Notice how it still has pedals.

This has, in fact, already happened in the case of motorcycles. A brief glance at wikipedia demonstrates that motorcycles are about as old as cars. These early motorcycles were literally motor-cycles: cycles with motors on them. Attach a motor and an extra stabilizing wheel to a penny-farthing, and voila! You’ve got a motorized vehicle. Motorcycles thus have a completely separate genaeology from that of the car, which was initially conceived as a horseless carriage. If you are at all familiar with e-bikes, then this should start to sound familiar.

1910 FN

A 1910 Fabrique Nationale motorcycle.

To make a long history short, motorcycles continued to look like bicycles for some time, and as bicycles became more sophisticated, so too did motorcycles. Gradually, the pedals disappeared, to be replaced with a stronger engine which in turn required a sturdier frame. Motorcycles began to diverge from their pedal-powered cousins. By the 1930s, motorcycles had taken on a distinct form of their own, with almost all signs of their pedal-powered history expunged in favour of more power, speed, and durability. And these, in turn, gave rise to the high-speed crotch-rockets that can often be seen in flagrant violation of speed limits today.

A 1920 Indian Powerplus.

A 1930 “Squariel” motorcycle. By now, almost all signs of its bicycle ancestry are gone.

This is a very crude history, mostly culled from wikipedia, so you shouldn’t take it as authoritative. My expertise is cars, trains and (occasional) aircraft; not motorcycles. But you only have to look at the pictures to see the clear trend: The metaphor of biological evolution is actually a very good one to describe the development of motorcycles and many other technologies besides: A mutation (innovation) caused one small population (motor bicycles) to diverge from a parent species (pedal-powered bicycles), at which point it was subjected to a different set of selection pressures (a different user base), and gradually diverged to become something completely different.

As with biological evolution, the question of when a new species actually emerged is a purely subjective one-a crucial consideration when we consider the future of e-bikes. At this stage, there is no reason why e-bikes should not be allowed in the bike paths and bike lanes that make cycling a safe and enjoyable means of transport for so many people. We could justifably be accused of ableism or age discrimination if we did not allow them to use these spaces. But e-bikes, like motorcycles before them, will almost certainly evolve into something distinct from bicycles. They could become faster and dangerous for the slower cyclists around them. But at their point their riders may not take kindly to being pushed off of the bike paths they have become accustomed to using. Indeed, e-bike technology will likely evolve based on the assumption that they will be used in these spaces. The possible outcome could be that what was once bike paths will become a kind of second-tier road, dominated by electric motorcycles on which pedal cyclists will be, once again marginalized.

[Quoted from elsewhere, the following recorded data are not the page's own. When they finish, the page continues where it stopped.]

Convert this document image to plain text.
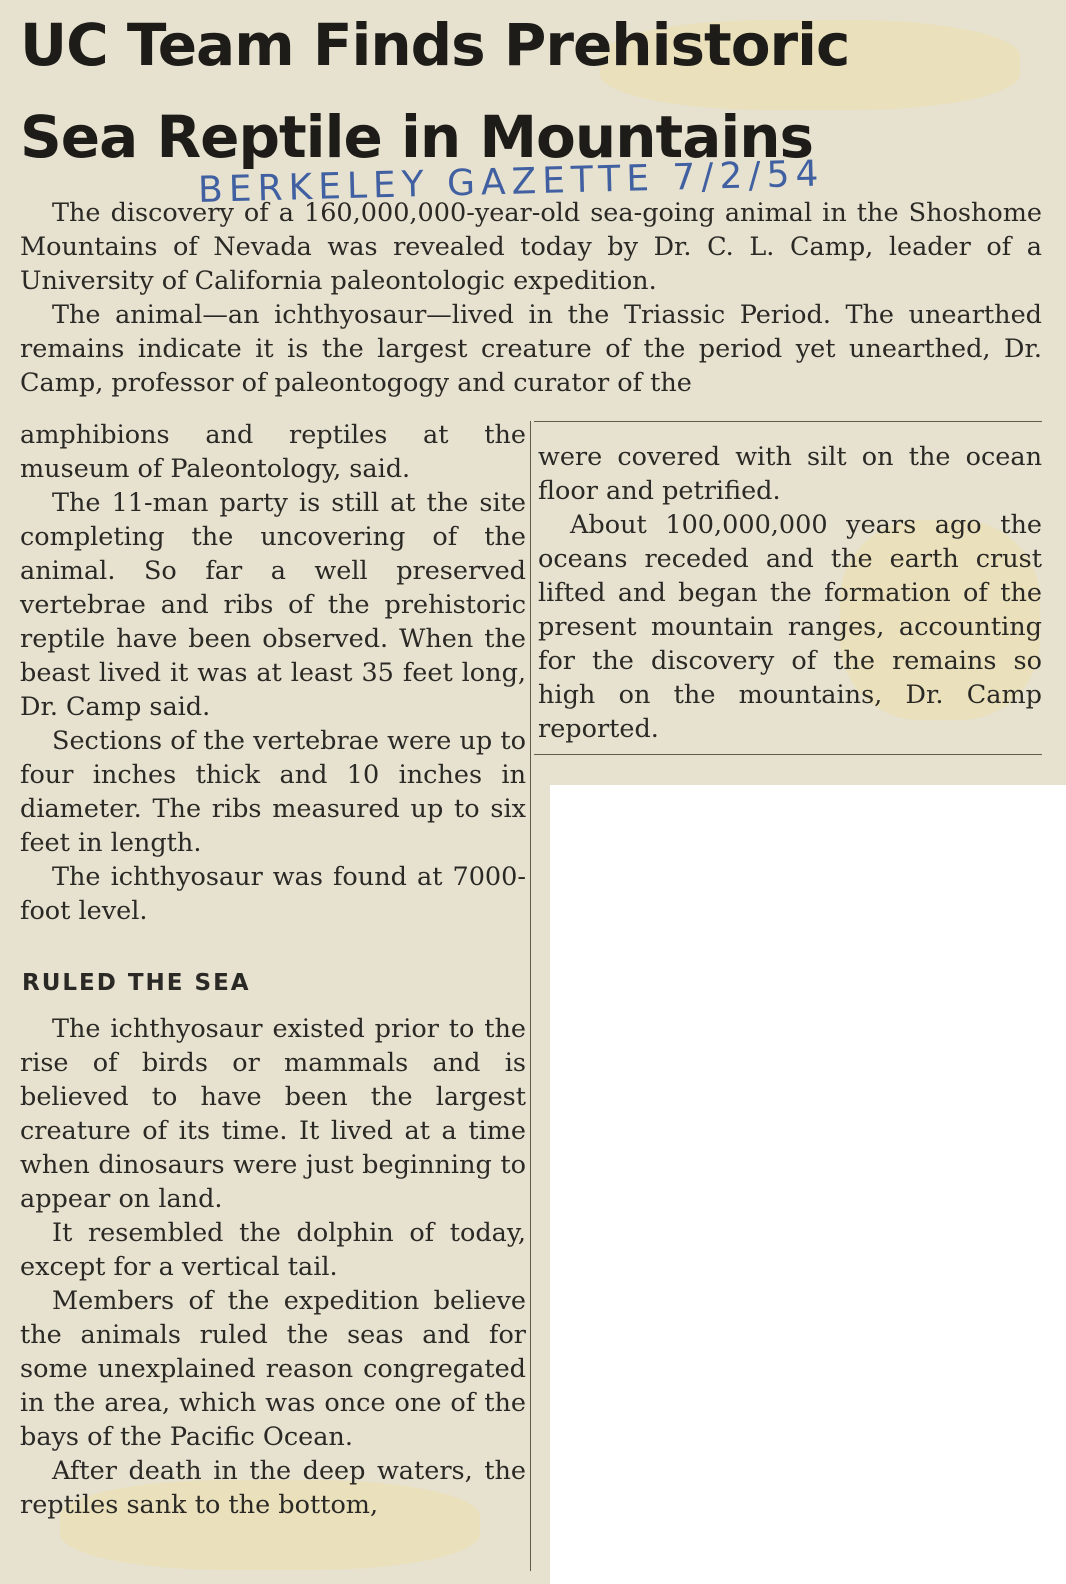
UC Team Finds Prehistoric
Sea Reptile in Mountains
BERKELEY GAZETTE 7/2/54

The discovery of a 160,000,000-year-old sea-going animal in the Shoshome Mountains of Nevada was revealed today by Dr. C. L. Camp, leader of a University of California paleontologic expedition.

The animal—an ichthyosaur—lived in the Triassic Period. The unearthed remains indicate it is the largest creature of the period yet unearthed, Dr. Camp, professor of paleontogogy and curator of the

amphibions and reptiles at the museum of Paleontology, said.

The 11-man party is still at the site completing the uncovering of the animal. So far a well preserved vertebrae and ribs of the prehistoric reptile have been observed. When the beast lived it was at least 35 feet long, Dr. Camp said.

Sections of the vertebrae were up to four inches thick and 10 inches in diameter. The ribs measured up to six feet in length.

The ichthyosaur was found at 7000-foot level.

RULED THE SEA

The ichthyosaur existed prior to the rise of birds or mammals and is believed to have been the largest creature of its time. It lived at a time when dinosaurs were just beginning to appear on land.

It resembled the dolphin of today, except for a vertical tail.

Members of the expedition believe the animals ruled the seas and for some unexplained reason congregated in the area, which was once one of the bays of the Pacific Ocean.

After death in the deep waters, the reptiles sank to the bottom,

were covered with silt on the ocean floor and petrified.

About 100,000,000 years ago the oceans receded and the earth crust lifted and began the formation of the present mountain ranges, accounting for the discovery of the remains so high on the mountains, Dr. Camp reported.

This might not happen. Technological development is impossible to predict. But we do need to acknowledge that, one way or another, the technologies we use today will change into something else. And as they do so, the social practices and political structures that have built up around them might not change with them, or at least might not change in a way that resolves the problems caused by changing technology. Laws and habits are much harder to modify than bicycle frames. That means that when we think about how to integrate e-bikes and other new technologies into our society, we need to consider not only how they are, but also how they will be.